Sumariamente, eis os ajustes que, regra geral, precisará de fazer num programa de edição imagem, como o Adobe Photoshop Lightroom:
- Equilíbrio de brancos — as predefinições da câmara raramente garantem a melhor reprodução de cor no céu, além de que apenas num programa de edição poderá ajustar fontes de luz com temperaturas de cor distintas, como acontece quando existem motivos iluminados pela luz das estrelas ou Luz em paralelo com outros iluminados por luz artificial.
- Exposição — recuperar informação em áreas obscurecidas nas sombras ou em zonas ligeiramente claras nas altas luzes é fundamental, não só equilibrando a exposição global, como também revelando mais detalhes e estrelas existentes na composição
- Contraste (global e local) — a Via Láctea tornar-se-á muito mais evidente se aumentar o contraste na zona do céu, não só através da já familiar ferramenta de ajuste “contraste”, mas também de outras complementares como “claridade”, “brancos”, “pretos”, entre outras.

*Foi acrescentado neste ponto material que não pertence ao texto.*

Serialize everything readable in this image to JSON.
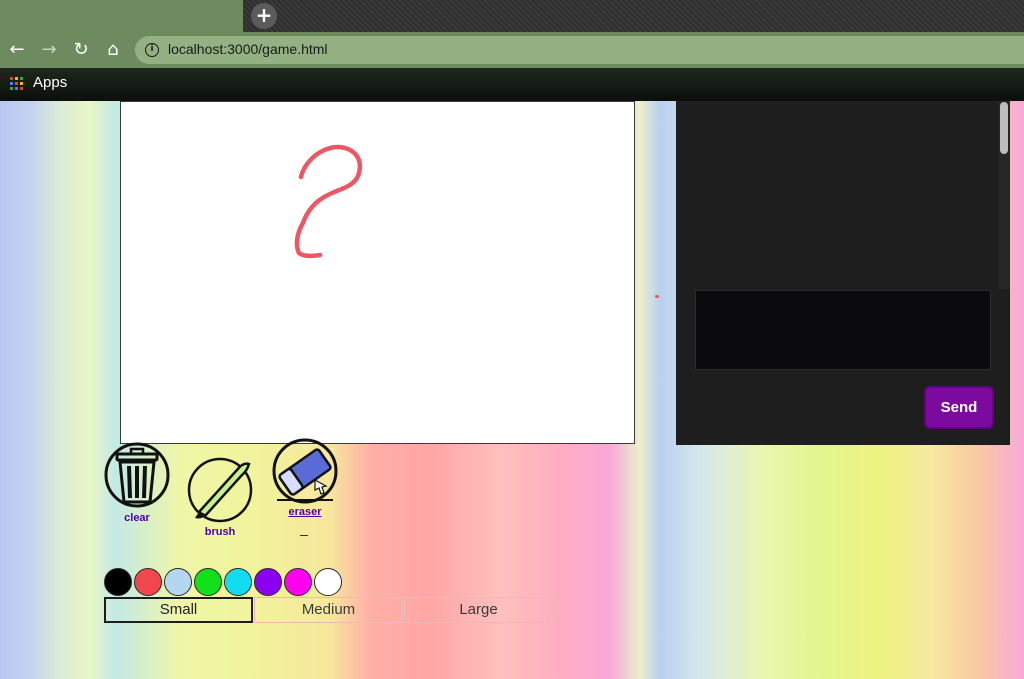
{
  "browser": {
    "newtab_symbol": "+",
    "url": "localhost:3000/game.html",
    "bookmarks_apps_label": "Apps",
    "nav": {
      "back": "←",
      "forward": "→",
      "reload": "↻",
      "home": "⌂",
      "info": "i"
    },
    "icons": [
      "back-icon",
      "forward-icon",
      "reload-icon",
      "home-icon",
      "info-icon",
      "apps-grid-icon"
    ]
  },
  "tools": {
    "clear_label": "clear",
    "brush_label": "brush",
    "eraser_label": "eraser",
    "eraser_sub": "-"
  },
  "palette": [
    {
      "name": "black",
      "color": "#000000"
    },
    {
      "name": "red",
      "color": "#f0484c"
    },
    {
      "name": "light-blue",
      "color": "#b5d6ef"
    },
    {
      "name": "green",
      "color": "#11e01b"
    },
    {
      "name": "cyan",
      "color": "#13dcf0"
    },
    {
      "name": "purple",
      "color": "#8a00f0"
    },
    {
      "name": "magenta",
      "color": "#ff00ee"
    },
    {
      "name": "white",
      "color": "#ffffff"
    }
  ],
  "sizes": {
    "small": "Small",
    "medium": "Medium",
    "large": "Large",
    "selected": "Small"
  },
  "chat": {
    "input_value": "",
    "send_label": "Send"
  },
  "colors": {
    "stroke": "#ef5663",
    "send_bg": "#7c0a9e",
    "tool_label": "#5000a8",
    "chat_bg": "#1e1e1f"
  }
}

- Matiz, Saturação e Luminosidade da cor — ferramentas como a HSL (Hue, Saturation, Luminosity) são essenciais para corrigir dominantes de cor, assim como para obter uma reprodução de cor equilibrada e fidedigna, sobretudo nos azuis do céu e nas cores que outros motivos na composição possam exibir.
- Nitidez — para que as estrelas se tornam mais evidentes, é essencial aplicar uma ferramenta de nitidez, com o cuidado de dosear correctamente a sua forma de acção (através de máscaras, por exemplo), para que o ruído naturalmente presente neste tipo de imagens não seja exacerbado, degradando a qualidade de imagem.
- Ruído — é fundamental aplicar ferramentas de redução de ruído, para minimizar as micro oscilações luminosas e cromáticas provocadas pelo uso de sensibilidades ISO elevadas. Novamente, é crucial não abusar destas ferramentas, pois, como efeito secundário, as estrelas poderão começar a desaparecer, bem como os detalhes presentes noutros motivos poderão ficar obliterados e assumir uma aparência “encerada”.